Je détournai le regard, dégageai mes mains. Claudia frissonna et baissa les yeux.

— Tu disais que tu serais heureux de tenir les moutons pendant que je les tondrais, murmura-t-elle. Et d’aller chercher au bois pour allumer le feu. Tu aimais l’eau de source et prétendais que mes repas frugaux étaient plus exquis que l’ambroisie. Nous trouverons les mêmes joies dans n’importe quel pays du monde suffisamment éloigné de Rome.

Après quelques instants de réflexion, je répondis d’une voix grave :

— Je pensais ce que je disais et ne récuse rien. Mais c’est une décision trop grave pour être prise sur un coup de tête. Nous ne pouvons pas nous condamner nous-même à l’exil sans avoir longuement pesé notre décision.

Par pure malice, j’ajoutai :

— Que fais-tu de ce royaume que tu attends et des agapes secrètes auxquelles tu prends part ?

La déception assombrit son visage.

— Je vis déjà dans le péché avec toi et je n’éprouve plus la même exaltation qu’auparavant en présence des chrétiens. C’est comme s’ils voyaient en moi et pleuraient ma faute. Depuis un certain temps, je les évite. Ma culpabilité s’alourdit un peu plus chaque fois que je les rencontre. J’aurai bientôt perdu la foi et l’espérance si nous continuons à vivre ainsi.

En retournant à l’Aventin, je me sentais comme si j’avais reçu un baquet d’eau froide.

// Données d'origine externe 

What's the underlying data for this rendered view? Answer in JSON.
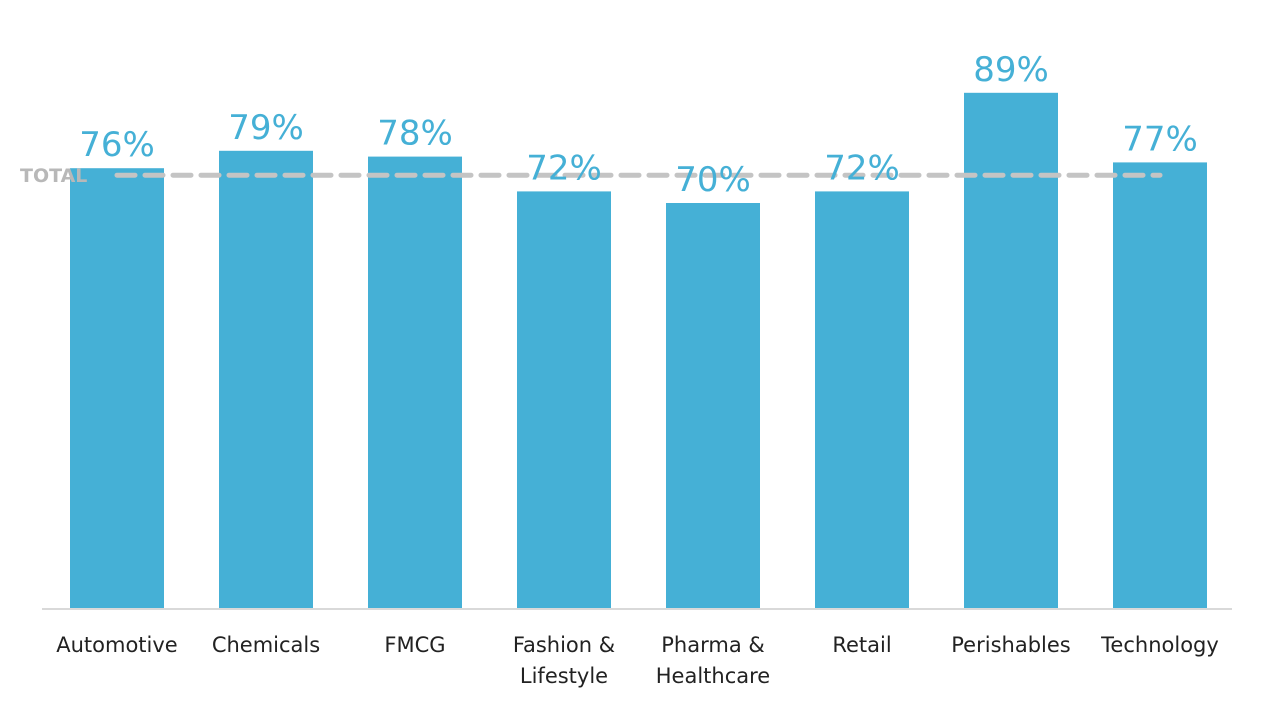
{
  "chart_data": {
    "type": "bar",
    "categories": [
      [
        "Automotive"
      ],
      [
        "Chemicals"
      ],
      [
        "FMCG"
      ],
      [
        "Fashion &",
        "Lifestyle"
      ],
      [
        "Pharma &",
        "Healthcare"
      ],
      [
        "Retail"
      ],
      [
        "Perishables"
      ],
      [
        "Technology"
      ]
    ],
    "values": [
      76,
      79,
      78,
      72,
      70,
      72,
      89,
      77
    ],
    "value_labels": [
      "76%",
      "79%",
      "78%",
      "72%",
      "70%",
      "72%",
      "89%",
      "77%"
    ],
    "reference_line": {
      "label": "TOTAL",
      "value": 76,
      "style": "dashed"
    },
    "ylim": [
      0,
      100
    ],
    "grid": false,
    "legend": "none",
    "colors": {
      "bar": "#45b0d6",
      "label": "#45b0d6",
      "reference": "#c4c4c4",
      "axis": "#d9d9d9",
      "text": "#222222"
    }
  }
}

Je savais que j’avais mal agi en me servant de Claudia pour mon plaisir sans même songer à lui donner de l’argent en contrepartie. Mais je jugeais que le mariage était trop cher payer la seule satisfaction de la chair. Avant même d’être venu à Rome, lorsque je vivais encore à Antioche, je ne cessais de rêver à la Ville. Et quand j’avais dû la quitter pour séjourner en Bretagne, elle m’avait tant manqué ! Je ne pouvais imaginer de m’en éloigner de nouveau.